The Storming of Lemberg on September 6, 1704, was a successful Swedish assault on the town of Lemberg (Lviv), in the Polish–Lithuanian Commonwealth, during the Great Northern War.

==Prelude==
The governor of Lemberg, Franciszek Gałecki, had earlier refused to pay a contribution demanded by the Swedes. Charles XII of Sweden, likely angered by this, struck camp at Jarosław, on September 1, and marched towards Lemberg with 16 regiments. He arrived with his vanguard on September 5 and immediately drove off a force of around two thousand under Janusz Antoni Wiśniowiecki and Stanisław Mateusz Rzewuski, after a brief fight. The garrison, about 600 strong (including 200 Saxons), then quickly scorched the suburbs and opened fire with cannons.

==Storming==
Charles, who wanted to storm the town immediately, proceeded with a reconnaissance from the High Castle and ordered three dragoon regiments to prepare to attack; heavy rain, however, forced him to postpone it until the following day. While the dragoon regiments made preparations, the rest of the force encircled the town to block any relief forces.

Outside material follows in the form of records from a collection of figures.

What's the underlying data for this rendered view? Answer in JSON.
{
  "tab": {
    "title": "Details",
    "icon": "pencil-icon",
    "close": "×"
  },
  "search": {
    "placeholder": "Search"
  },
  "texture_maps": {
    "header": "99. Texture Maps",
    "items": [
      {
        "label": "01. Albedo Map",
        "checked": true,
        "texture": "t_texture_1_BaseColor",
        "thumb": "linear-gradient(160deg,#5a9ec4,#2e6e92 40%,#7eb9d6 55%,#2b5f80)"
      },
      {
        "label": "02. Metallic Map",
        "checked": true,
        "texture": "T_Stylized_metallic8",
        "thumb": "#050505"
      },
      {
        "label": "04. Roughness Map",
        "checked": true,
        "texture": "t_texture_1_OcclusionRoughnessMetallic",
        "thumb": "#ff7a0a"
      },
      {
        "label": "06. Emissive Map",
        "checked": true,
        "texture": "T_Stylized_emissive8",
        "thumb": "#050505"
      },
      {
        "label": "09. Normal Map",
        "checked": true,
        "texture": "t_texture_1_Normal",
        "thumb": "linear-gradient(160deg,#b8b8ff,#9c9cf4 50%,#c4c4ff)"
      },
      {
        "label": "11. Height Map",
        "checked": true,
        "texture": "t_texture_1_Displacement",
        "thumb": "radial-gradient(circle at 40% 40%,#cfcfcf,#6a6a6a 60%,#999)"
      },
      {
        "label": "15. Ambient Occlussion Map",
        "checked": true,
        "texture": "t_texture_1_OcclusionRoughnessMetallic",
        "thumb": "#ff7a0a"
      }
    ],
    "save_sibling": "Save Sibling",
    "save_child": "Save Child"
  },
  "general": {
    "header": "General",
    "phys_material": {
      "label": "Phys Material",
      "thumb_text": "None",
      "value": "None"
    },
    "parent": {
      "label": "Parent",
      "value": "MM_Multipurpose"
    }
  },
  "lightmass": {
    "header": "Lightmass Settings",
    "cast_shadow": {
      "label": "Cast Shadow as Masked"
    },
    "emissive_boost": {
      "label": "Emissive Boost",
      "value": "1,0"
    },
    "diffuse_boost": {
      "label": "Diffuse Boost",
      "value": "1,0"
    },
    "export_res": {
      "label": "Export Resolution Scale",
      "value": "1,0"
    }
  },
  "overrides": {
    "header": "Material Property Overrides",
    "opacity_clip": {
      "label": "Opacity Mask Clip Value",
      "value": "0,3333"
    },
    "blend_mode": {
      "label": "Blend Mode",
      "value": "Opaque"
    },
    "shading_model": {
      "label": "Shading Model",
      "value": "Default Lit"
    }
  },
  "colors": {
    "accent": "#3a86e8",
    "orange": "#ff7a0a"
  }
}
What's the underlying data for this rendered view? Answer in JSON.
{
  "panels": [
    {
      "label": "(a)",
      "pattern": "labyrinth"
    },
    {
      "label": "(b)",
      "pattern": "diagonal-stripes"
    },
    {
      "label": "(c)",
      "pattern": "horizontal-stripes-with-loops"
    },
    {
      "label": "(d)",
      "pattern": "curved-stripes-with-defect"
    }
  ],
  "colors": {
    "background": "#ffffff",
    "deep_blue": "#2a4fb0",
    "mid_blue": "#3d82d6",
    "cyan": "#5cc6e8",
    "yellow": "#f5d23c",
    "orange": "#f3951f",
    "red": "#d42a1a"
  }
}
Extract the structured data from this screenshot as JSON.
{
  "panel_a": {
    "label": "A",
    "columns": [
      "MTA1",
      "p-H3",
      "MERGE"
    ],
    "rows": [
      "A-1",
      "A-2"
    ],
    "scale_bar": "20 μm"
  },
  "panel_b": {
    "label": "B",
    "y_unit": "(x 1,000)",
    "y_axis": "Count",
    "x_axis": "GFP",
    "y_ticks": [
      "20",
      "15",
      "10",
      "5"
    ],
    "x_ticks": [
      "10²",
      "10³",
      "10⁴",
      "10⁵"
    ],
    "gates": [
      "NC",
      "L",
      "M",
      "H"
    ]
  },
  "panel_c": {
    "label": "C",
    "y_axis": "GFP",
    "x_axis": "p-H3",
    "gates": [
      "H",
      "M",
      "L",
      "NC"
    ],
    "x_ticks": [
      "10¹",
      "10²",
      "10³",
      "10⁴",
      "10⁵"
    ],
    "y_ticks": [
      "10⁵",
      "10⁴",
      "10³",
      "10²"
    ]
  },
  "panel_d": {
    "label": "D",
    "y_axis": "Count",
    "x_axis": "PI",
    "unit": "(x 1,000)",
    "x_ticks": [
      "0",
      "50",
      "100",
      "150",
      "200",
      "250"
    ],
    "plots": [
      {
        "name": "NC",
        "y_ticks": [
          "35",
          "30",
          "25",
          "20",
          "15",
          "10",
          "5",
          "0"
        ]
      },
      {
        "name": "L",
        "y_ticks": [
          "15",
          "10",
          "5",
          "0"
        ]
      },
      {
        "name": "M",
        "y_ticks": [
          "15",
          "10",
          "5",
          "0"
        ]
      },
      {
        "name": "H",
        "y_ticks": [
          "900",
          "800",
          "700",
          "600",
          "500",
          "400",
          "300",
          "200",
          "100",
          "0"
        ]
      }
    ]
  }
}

The following day, September 6, the attack was carried out. About 50 Swedes stormed a fortified monastery outside the town, while Charles with the remainder of the force climbed the earthwork, where a wooden wall had to be cut through. This protected the large fortification walls directly surrounding the town. As they attacked, they were shot at through the portholes of the wooden wall. The defenders were, however, effectively forced away by grenades. As the Swedes broke through, the defenders panicked and ran towards the main gate accessing the town, with Charles pursuing them. In the chaos, the Swedes managed to take control of the gate, then the town square, and soon the whole town, all in half an hour. The fortified monastery had also been captured.

==Aftermath==
Between 30 and 40 Swedes had been killed or wounded during the fighting while the garrison lost about 530 men captured and between 50 and 60 killed, apart from a few armed citizens. Charles struck camp with his forces on September 23-24, and marched towards Warsaw which had been captured by Augustus II of Poland. He soon caught up with the Saxon forces, under Johann Matthias von der Schulenburg, at the Battle of Punitz.

==Sources==
===Bibliography===
- Unknown (1704). "Kort berättelse, om det i Pohlen öfwerståndne fälttoget åhr 1704"
- Fryxell, Anders (1861). Lebensgeschichte Karl des Zwölften, Königs von Schweden, Vol. 1, Brunswick
- Lundblad, Knut (1835). Geschichte Karl des Zwölften Königs von Schweden, Vol. 1, Hamburg
- Nordberg, Jöran (1740). "Konung Carl den XII:tes historia"
- Rosen, Carl (1936). "Bidrag till kännedom om de händelser, som närmast föregingo svenska stormaktsväldets fall, volume I"
- Tessin, Georg (1967). Die deutschen Regimenter der Krone Schweden: Unter Karl X. Gustav (1654–1660), Böhlau
- Voltaire (1761) Geschichte Carls XII., Frankfurt am Main.